The research reveals that in the next two years, about 82% of companies are planning to cut their legal expenditure, despite the fact that the overwhelming majority of respondents (87%) claimed that the management’s needs for legal information has increased over the past five years.
Some 5% said they want to reduce costs by more than 20%, while 37% wish to reduce it by 11-20%, and 40% planning to lower expenditures by 1-10%. On average, executives in Europe want to cut spending by 9%.
“The legal departments, including those in Hungary, have to prepare companies for significant changes such as the paradigm shift caused by GDPR, the internationally implemented anti-tax-evasion plan (BEPS), the phase-out of the interbank lending rate (IBOR), or even American tax reform, not to mention the potential outcomes of Brexit,” noted Iván Sefer, managing partner of EY Hungary’s law office.

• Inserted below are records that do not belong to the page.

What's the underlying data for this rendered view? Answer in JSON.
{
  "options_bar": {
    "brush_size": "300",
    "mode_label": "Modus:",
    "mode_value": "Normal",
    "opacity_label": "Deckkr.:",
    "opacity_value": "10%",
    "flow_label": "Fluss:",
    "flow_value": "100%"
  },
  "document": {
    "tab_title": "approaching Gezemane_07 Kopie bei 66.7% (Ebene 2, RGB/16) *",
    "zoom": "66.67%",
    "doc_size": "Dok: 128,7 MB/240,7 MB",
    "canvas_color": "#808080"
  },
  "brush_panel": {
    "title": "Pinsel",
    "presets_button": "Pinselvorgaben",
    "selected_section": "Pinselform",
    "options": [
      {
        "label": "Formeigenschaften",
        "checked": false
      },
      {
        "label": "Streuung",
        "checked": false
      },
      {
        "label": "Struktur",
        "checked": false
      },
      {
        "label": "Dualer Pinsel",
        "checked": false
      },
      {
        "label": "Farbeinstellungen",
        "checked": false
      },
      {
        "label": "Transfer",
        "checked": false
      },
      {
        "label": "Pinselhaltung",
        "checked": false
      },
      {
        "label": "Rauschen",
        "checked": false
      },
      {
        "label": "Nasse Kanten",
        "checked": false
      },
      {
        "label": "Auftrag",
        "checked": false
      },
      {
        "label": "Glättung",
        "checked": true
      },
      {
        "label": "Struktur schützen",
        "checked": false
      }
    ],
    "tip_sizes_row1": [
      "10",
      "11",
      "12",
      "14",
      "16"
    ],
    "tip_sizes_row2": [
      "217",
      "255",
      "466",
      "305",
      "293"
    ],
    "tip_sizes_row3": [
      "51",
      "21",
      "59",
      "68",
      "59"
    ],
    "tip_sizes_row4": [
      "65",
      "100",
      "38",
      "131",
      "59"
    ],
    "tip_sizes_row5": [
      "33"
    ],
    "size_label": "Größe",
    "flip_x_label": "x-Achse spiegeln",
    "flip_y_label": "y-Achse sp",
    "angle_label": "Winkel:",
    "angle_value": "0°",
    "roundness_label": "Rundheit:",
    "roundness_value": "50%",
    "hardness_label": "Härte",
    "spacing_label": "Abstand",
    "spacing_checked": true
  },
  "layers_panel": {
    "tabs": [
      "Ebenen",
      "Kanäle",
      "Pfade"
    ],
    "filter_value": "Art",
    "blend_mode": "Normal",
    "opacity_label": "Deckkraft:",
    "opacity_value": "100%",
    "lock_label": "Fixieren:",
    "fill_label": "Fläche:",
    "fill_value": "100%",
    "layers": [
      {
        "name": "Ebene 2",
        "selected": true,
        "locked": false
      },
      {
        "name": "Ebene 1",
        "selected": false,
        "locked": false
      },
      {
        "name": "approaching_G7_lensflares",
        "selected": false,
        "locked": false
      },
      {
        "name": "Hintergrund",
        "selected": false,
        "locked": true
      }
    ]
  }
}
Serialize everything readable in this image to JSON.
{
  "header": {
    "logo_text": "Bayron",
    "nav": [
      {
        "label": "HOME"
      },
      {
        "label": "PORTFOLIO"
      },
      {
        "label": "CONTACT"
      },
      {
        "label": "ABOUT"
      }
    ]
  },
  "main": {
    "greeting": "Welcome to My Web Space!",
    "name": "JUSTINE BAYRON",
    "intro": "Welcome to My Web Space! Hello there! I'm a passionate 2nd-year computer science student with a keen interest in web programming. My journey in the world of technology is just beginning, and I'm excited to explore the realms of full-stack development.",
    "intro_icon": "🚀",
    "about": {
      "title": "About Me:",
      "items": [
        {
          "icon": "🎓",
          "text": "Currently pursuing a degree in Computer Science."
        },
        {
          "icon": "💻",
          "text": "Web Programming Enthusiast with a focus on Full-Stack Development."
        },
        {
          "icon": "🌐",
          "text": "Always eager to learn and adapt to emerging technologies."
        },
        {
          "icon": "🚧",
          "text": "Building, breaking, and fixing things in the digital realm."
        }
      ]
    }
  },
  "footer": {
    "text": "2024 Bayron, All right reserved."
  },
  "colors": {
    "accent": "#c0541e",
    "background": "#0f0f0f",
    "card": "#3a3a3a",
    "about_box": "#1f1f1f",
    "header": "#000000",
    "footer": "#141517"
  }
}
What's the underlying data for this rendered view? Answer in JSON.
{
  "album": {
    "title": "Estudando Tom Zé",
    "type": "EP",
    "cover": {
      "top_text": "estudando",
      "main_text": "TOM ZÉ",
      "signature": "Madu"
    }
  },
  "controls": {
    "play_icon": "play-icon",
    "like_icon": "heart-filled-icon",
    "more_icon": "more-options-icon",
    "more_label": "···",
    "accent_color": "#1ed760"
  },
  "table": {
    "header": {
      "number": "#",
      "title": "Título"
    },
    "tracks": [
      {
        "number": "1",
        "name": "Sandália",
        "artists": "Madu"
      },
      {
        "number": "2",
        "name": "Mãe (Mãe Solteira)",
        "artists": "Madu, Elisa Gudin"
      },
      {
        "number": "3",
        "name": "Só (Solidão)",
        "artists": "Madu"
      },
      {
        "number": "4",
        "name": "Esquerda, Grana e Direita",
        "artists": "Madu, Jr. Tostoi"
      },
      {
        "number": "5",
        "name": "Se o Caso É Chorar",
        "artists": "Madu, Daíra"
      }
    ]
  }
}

EY says that the area of corporate law is further complicated by the fact that companies are challenged in terms of internal resources. Approximately three out of five executives, some 59%, think that their company is struggling to attract and retain the appropriate experts and talents.
In addition, nearly two-thirds (64%) of respondents believe that decision-makers at their company are more likely to invest in much needed innovative technological developments in other departments, such as HR, IT, or even finance.
The digital development of law departments is hindered most by factors such as time pressures related to ongoing business-as-usual matters (36%) and budget constraints (32%), followed by lack of management skill or interest (28%), according to the respondents.
The research also sheds light on the issue of not spending resources wisely. On average, companies spend 27% of total hours on conducting routine compliance and low-value tasks across the legal function.
“In order to meet the requirements set regarding extra tasks and decreasing expenses, the leaders of companies must intensively integrate the law departments into the digital development of their businesses,” argues Sefer.
“For sustainable growth, decision-makers ought to focus on incorporating external advisors, hiring qualified workforce, as well as keeping and further developing their talented colleagues.”
A large number of companies are already using or considering to use of external help. The survey shows that while an average of 33% of businesses are already outsourcing a number of legal function processes, including legal entity management and compliance, about 41% would consider doing so in the future.
There are also shifts in procurement models, as businesses are starting to give increased consideration to alternative legal service providers and legal process outsourcers. The trend is particularly strong among smaller companies, as 60% with a headcount less than 1,000 say they are considering ALSPs and legal process outsourcers.